In the 1920s and 30s, an era before instantaneous global communication and jet travel, the people of Ljubljana were frequently startled by the sight of a Japanese woman walking around the capital in a kimono. Her Slovenian name was Marija Skušek, but she was born as Tsuneko Kondo-Kawase in the Japanese port city of Gifu.
At the end of the Russo-Japanese War, she moved to China with her family. Her father, an architect once employed by the Japanese Emperor, was a passionate art collector and amassed hundreds of valuable Japanese and Chinese artifacts, some even from the Chinese imperial court.
It was in Beijing where Tsuneko Kondo-Kawase met a Slovenian naval captain by the name of Ivan Skušek. The two fell in love, married, and after World War I, they both moved to Slovenia.
Over the next few years Kondo-Kawase, or Marija Skušek as she was now named, became a regular participant at lectures and conferences about Japan, the country’s culture and traditions, and the role of Japanese women in a rapidly changing society.

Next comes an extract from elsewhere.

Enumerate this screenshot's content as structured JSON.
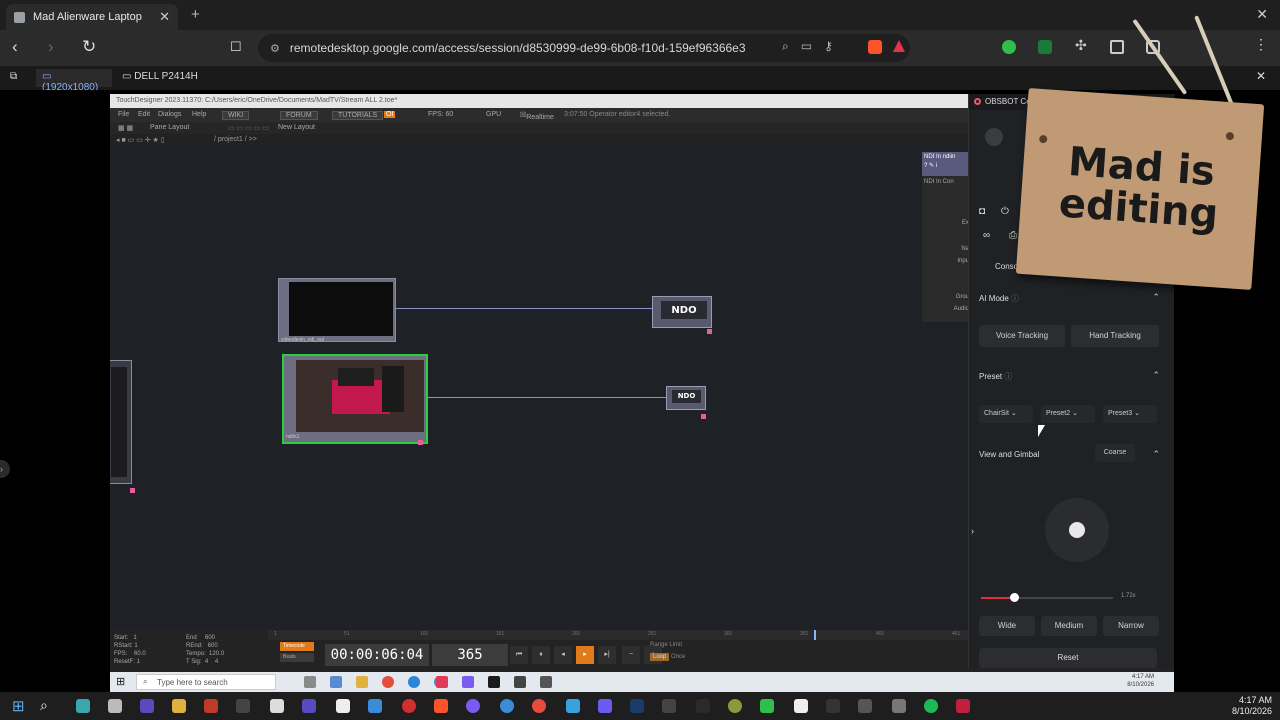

She learned Slovenian, converted to Christianity, and became one of the most recognizable voices of a then-new medium; she frequently spoke about Japan on Radio Ljubljana.
A nurse by profession, Marija Skušek was also an active member of the Red Cross and received a special commendation for her humanitarian work.
She died in 1963, but her legacy lives on in Ljubljana’s Ethnographic Museum. Before her death, she donated her father’s vast collection of Asian artefacts to the museum. The collection is now named in her honor – as a tribute to a woman who gave the Slovenian people their first real glimpse of the East Asian people and their traditions.